No sabemos vivir sin conocer el nombre de los jugadores de fútbol, del político que se enredó en su enésima verborrea o del último influencer en YouTube. Sin embargo, la gente en general desconoce la identidad de los cientos de personas que, como Martín Barajas, anónimamente, se movilizan como las hormigas, en grupos organizados, para proteger bienes esenciales como respirar un aire limpio, alimentarse de peces que no coman plástico o proteger la biodiversidad, la cual a su vez cuida de los humanos. Y lo hacen a pesar de la Administración.

El libro que este ingeniero ha publicado a propósito de sus 40 años como ecologista, Río arriba, narra a lo largo de 200 páginas el empuje de muchos para proteger lo común de la inercia y el desinterés de la política por el impacto ambiental de la actividad humana. En él cita alguna excepción, como la exministra de Medio Ambiente con el PSOE y actual presidenta de este partido, Cristina Narbona, o el exconcejal de Medio Ambiente de la Comunidad de Madrid con el PP, Carlos Mayor Oreja. Y pocos más.

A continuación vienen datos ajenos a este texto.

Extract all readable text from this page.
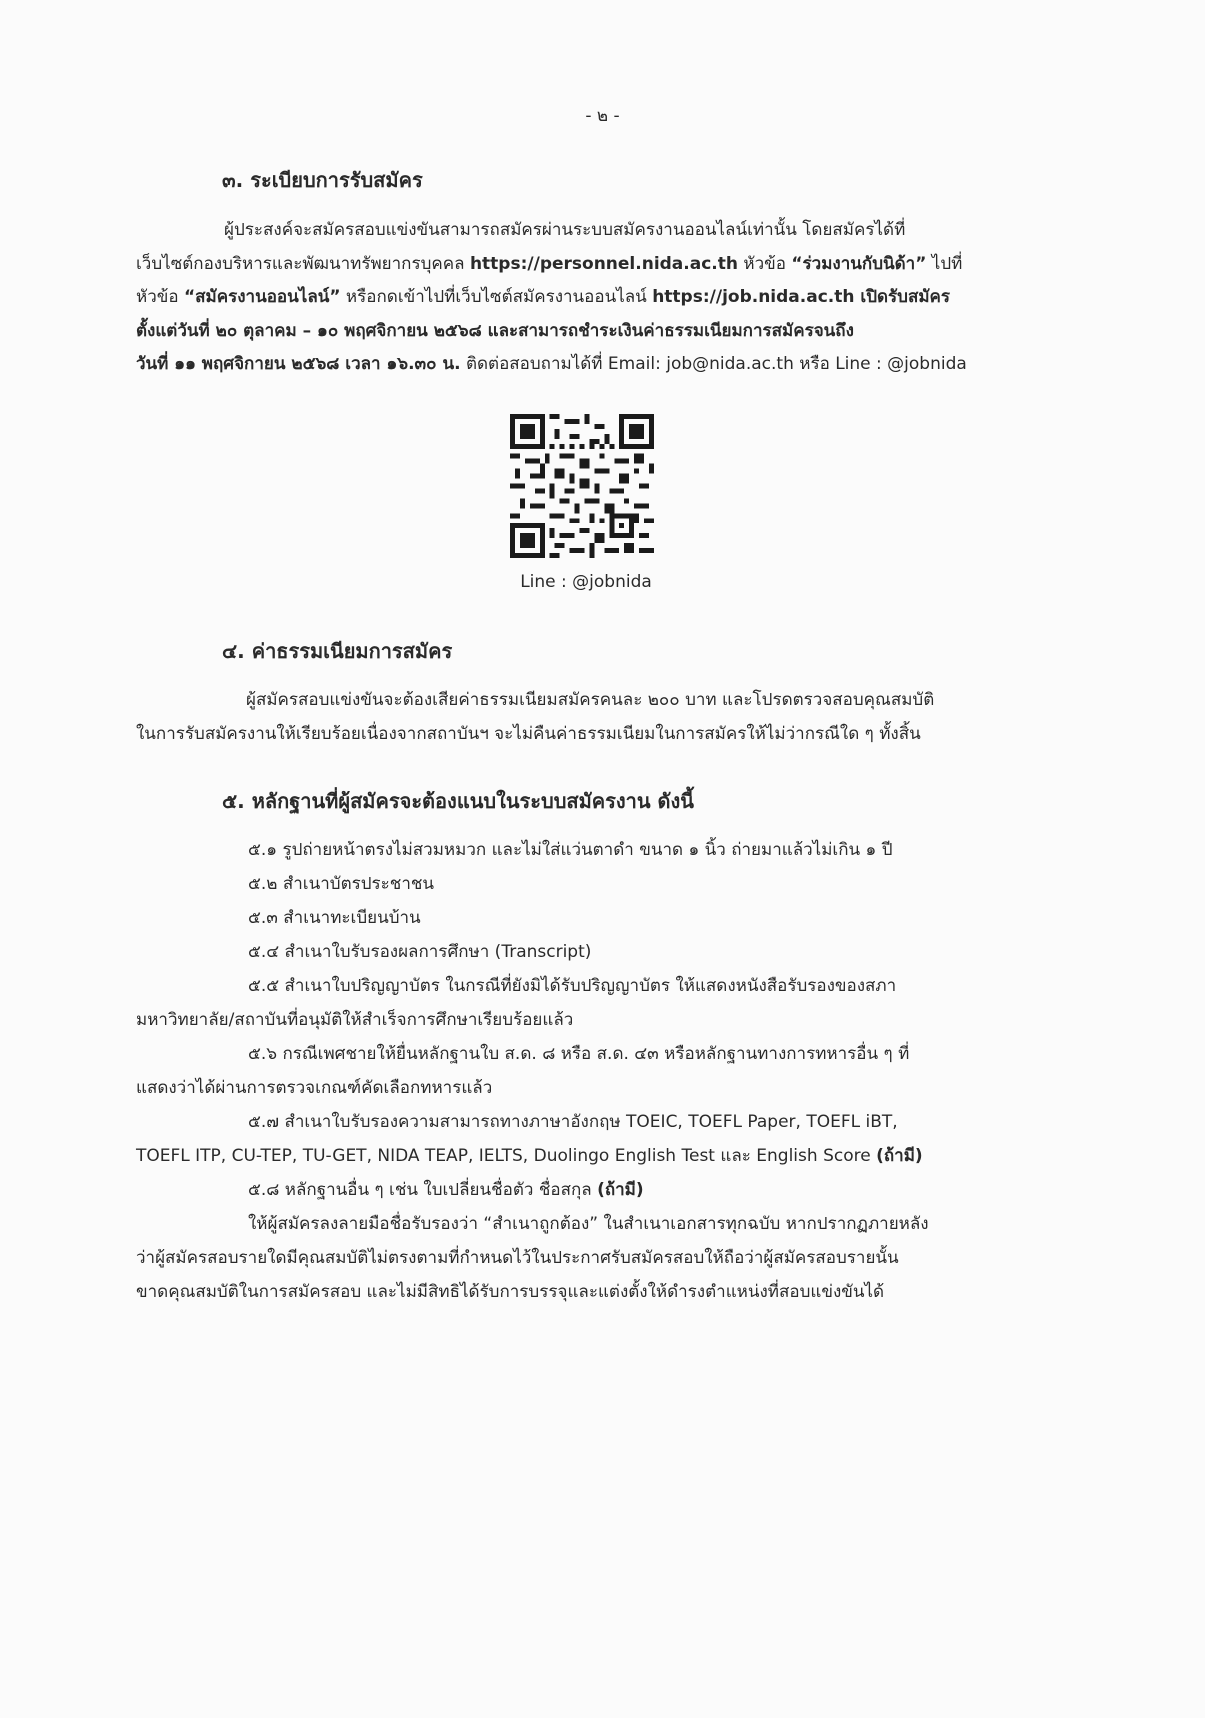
- ๒ -
๓. ระเบียบการรับสมัคร
ผู้ประสงค์จะสมัครสอบแข่งขันสามารถสมัครผ่านระบบสมัครงานออนไลน์เท่านั้น โดยสมัครได้ที่
เว็บไซต์กองบริหารและพัฒนาทรัพยากรบุคคล https://personnel.nida.ac.th หัวข้อ “ร่วมงานกับนิด้า” ไปที่
หัวข้อ “สมัครงานออนไลน์” หรือกดเข้าไปที่เว็บไซต์สมัครงานออนไลน์ https://job.nida.ac.th เปิดรับสมัคร
ตั้งแต่วันที่ ๒๐ ตุลาคม – ๑๐ พฤศจิกายน ๒๕๖๘ และสามารถชำระเงินค่าธรรมเนียมการสมัครจนถึง
วันที่ ๑๑ พฤศจิกายน ๒๕๖๘ เวลา ๑๖.๓๐ น. ติดต่อสอบถามได้ที่ Email: job@nida.ac.th หรือ Line : @jobnida
Line : @jobnida
๔. ค่าธรรมเนียมการสมัคร
ผู้สมัครสอบแข่งขันจะต้องเสียค่าธรรมเนียมสมัครคนละ ๒๐๐ บาท และโปรดตรวจสอบคุณสมบัติ
ในการรับสมัครงานให้เรียบร้อยเนื่องจากสถาบันฯ จะไม่คืนค่าธรรมเนียมในการสมัครให้ไม่ว่ากรณีใด ๆ ทั้งสิ้น
๕. หลักฐานที่ผู้สมัครจะต้องแนบในระบบสมัครงาน ดังนี้
๕.๑ รูปถ่ายหน้าตรงไม่สวมหมวก และไม่ใส่แว่นตาดำ ขนาด ๑ นิ้ว ถ่ายมาแล้วไม่เกิน ๑ ปี
๕.๒ สำเนาบัตรประชาชน
๕.๓ สำเนาทะเบียนบ้าน
๕.๔ สำเนาใบรับรองผลการศึกษา (Transcript)
๕.๕ สำเนาใบปริญญาบัตร ในกรณีที่ยังมิได้รับปริญญาบัตร ให้แสดงหนังสือรับรองของสภา
มหาวิทยาลัย/สถาบันที่อนุมัติให้สำเร็จการศึกษาเรียบร้อยแล้ว
๕.๖ กรณีเพศชายให้ยื่นหลักฐานใบ ส.ด. ๘ หรือ ส.ด. ๔๓ หรือหลักฐานทางการทหารอื่น ๆ ที่
แสดงว่าได้ผ่านการตรวจเกณฑ์คัดเลือกทหารแล้ว
๕.๗ สำเนาใบรับรองความสามารถทางภาษาอังกฤษ TOEIC, TOEFL Paper, TOEFL iBT,
TOEFL ITP, CU-TEP, TU-GET, NIDA TEAP, IELTS, Duolingo English Test และ English Score (ถ้ามี)
๕.๘ หลักฐานอื่น ๆ เช่น ใบเปลี่ยนชื่อตัว ชื่อสกุล (ถ้ามี)
ให้ผู้สมัครลงลายมือชื่อรับรองว่า “สำเนาถูกต้อง” ในสำเนาเอกสารทุกฉบับ หากปรากฏภายหลัง
ว่าผู้สมัครสอบรายใดมีคุณสมบัติไม่ตรงตามที่กำหนดไว้ในประกาศรับสมัครสอบให้ถือว่าผู้สมัครสอบรายนั้น
ขาดคุณสมบัติในการสมัครสอบ และไม่มีสิทธิได้รับการบรรจุและแต่งตั้งให้ดำรงตำแหน่งที่สอบแข่งขันได้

Son las 8:59 de la mañana y Santiago espera en el aparcamiento junto a una estación de metro del sur de Madrid, los dedos de las dos manos sobre su teléfono móvil. “Estaba poniendo un tuit, cada día publico uno a primera hora de la mañana”. Su generación es cien por cien analógica, pero decidió entrar en esta red social porque le parece muy útil, dice, para presionar más. Tiene 14.000 seguidores y el tuit en el que alertaba de los escombros del Calderón sobre el Manzanares encadenó 641 retuits.

El GPS marca una hora y 44 minutos hasta el pueblo Aguilafuente, en la provincia de Segovia, donde ha quedado con vecinos y ecologistas locales para que le guíen por la zona y le expliquen hasta el último detalle de un proyecto de embalse pendiente desde 1994 y que tiene en vilo a varios pueblos. Se están haciendo las alegaciones al Plan Hidrológico del Duero y es el momento idóneo para “darle jaque mate”, dice en el camino. “Hay que coger el proyecto al principio, si no, no te comes una rosca”, sentencia.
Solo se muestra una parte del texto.